Die wichtigste Neuerung des Papiers besteht darin, einen Fitness-Score für die Ausgaben eines Transformators zu definieren, der angewiesen wird, API-Aufrufe einzufügen. Die Bewertung wird verwendet, um die abgetasteten Ausgaben zu filtern und den Transformator so zu optimieren, dass er API-Aufrufe durchführt, die die Verwirrung des folgenden Textes verringern.
import torch
from toolformer_pytorch import (
Toolformer ,
PaLM ,
filter_tokens_with_api_response
)
# model
palm = PaLM (
dim = 512 ,
num_tokens = 20000 ,
depth = 2 ,
heads = 8 ,
dim_head = 64
). cuda ()
# mock some tokens
mock_start_pos = 512
mock_api_call_length = 10
mock_api_start_id = 19998
mock_api_stop_id = 19999
tokens = torch . randint ( 0 , 20000 , ( 10 , 1024 )). cuda ()
tokens_with_api_response = torch . randint ( 0 , 20000 , ( 10 , 1024 )). cuda ()
tokens_without_api_response = torch . randint ( 0 , 20000 , ( 10 , 1024 )). cuda ()
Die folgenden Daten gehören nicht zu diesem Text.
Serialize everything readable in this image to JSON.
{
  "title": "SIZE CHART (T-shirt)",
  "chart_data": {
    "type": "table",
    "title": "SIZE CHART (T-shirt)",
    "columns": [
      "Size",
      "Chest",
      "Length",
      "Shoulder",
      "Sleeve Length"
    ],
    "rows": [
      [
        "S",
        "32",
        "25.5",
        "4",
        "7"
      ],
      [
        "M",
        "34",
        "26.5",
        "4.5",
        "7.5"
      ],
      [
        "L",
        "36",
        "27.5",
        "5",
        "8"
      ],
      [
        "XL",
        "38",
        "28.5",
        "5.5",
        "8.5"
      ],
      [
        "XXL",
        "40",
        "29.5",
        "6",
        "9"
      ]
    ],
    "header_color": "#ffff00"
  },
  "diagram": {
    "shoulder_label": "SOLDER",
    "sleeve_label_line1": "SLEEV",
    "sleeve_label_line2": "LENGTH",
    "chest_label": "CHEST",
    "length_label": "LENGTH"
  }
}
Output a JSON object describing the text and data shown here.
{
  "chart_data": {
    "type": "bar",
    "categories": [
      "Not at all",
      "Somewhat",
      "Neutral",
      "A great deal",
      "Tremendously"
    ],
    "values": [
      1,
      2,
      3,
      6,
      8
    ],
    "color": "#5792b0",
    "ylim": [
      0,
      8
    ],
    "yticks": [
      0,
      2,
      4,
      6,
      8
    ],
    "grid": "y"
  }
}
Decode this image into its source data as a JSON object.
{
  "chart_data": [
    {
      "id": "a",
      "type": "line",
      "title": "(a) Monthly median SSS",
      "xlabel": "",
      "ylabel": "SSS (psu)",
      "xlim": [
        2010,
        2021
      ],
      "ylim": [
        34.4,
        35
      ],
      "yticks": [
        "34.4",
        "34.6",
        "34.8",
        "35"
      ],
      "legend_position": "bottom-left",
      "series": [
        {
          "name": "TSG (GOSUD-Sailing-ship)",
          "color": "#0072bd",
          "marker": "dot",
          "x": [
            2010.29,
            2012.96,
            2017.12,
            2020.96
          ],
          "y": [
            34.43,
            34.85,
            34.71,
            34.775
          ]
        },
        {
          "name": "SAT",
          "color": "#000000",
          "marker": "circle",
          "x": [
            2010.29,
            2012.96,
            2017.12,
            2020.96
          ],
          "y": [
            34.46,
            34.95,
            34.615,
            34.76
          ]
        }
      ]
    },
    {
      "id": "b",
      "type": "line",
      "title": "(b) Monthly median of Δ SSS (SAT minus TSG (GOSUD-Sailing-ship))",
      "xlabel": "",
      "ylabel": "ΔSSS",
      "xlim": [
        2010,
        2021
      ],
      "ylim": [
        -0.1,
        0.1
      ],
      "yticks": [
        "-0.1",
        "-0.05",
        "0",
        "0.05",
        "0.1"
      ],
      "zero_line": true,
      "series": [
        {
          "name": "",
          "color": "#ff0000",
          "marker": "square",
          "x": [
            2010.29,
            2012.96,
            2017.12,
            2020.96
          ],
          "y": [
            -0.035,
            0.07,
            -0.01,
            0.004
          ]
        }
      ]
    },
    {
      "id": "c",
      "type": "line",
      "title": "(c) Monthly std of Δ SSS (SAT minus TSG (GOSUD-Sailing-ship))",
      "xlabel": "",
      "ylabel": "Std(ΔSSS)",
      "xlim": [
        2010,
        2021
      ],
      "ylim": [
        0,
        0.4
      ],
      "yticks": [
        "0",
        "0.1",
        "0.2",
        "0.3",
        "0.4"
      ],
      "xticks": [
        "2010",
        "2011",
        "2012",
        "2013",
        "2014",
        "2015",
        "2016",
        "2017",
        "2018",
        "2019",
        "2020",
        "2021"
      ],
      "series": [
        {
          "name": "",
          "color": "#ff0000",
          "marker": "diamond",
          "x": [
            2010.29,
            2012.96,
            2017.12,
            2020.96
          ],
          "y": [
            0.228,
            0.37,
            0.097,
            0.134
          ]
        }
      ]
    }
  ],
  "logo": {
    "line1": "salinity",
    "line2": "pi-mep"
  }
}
tokens_with_api_response [:, mock_start_pos ] = mock_api_start_id
tokens_with_api_response [:, mock_start_pos + mock_api_call_length ] = mock_api_stop_id
tokens_without_api_response [:, mock_start_pos ] = mock_api_start_id
tokens_without_api_response [:, mock_start_pos + mock_api_call_length ] = mock_api_stop_id
# filter
filtered_results = filter_tokens_with_api_response (
model = palm ,
tokens = tokens ,
tokens_with_api_response = tokens_with_api_response ,
tokens_without_api_response = tokens_without_api_response ,
filter_threshold = 1. ,
api_start_token_id = mock_api_start_id ,
api_end_token_id = mock_api_stop_id
)
Um die Tools für eine vom Sprachmodell generierte Zeichenfolge aufzurufen, verwenden Sie invoke_tools
from toolformer_pytorch import invoke_tools
def inc ( i ):
return i + 1
def dec ( i ):
return i - 1
function_registry = dict (
inc = inc ,
dec = dec
)
text = 'make the following api calls: [inc(1)] and [dec(2)] and [ignored(3)]'
invoke_tools ( function_registry , text )
# make the following api calls: [inc(1) → 2] and [dec(2) → 1] and [ignored(3)]
Toolformer
Toolformer
Instanzen trainiert wurde, mit mehreren Werkzeugen aufgerufen werden kann – beginnen Sie mit der Stapelgröße 1 und arbeiten Sie sich nach oben @inproceedings { Schick2023ToolformerLM ,
title = { Toolformer: Language Models Can Teach Themselves to Use Tools } ,
author = { Timo Schick and Jane Dwivedi-Yu and Roberto Dessi and Roberta Raileanu and Maria Lomeli and Luke Zettlemoyer and Nicola Cancedda and Thomas Scialom } ,
year = { 2023 }
}
@article { Gao2022PALPL ,
title = { PAL: Program-aided Language Models } ,
author = { Luyu Gao and Aman Madaan and Shuyan Zhou and Uri Alon and Pengfei Liu and Yiming Yang and Jamie Callan and Graham Neubig } ,
journal = { ArXiv } ,
year = { 2022 } ,
volume = { abs/2211.10435 }
}
Die Realität ist das, was nicht verschwindet, wenn man aufhört, daran zu glauben. – Philip K. Dick.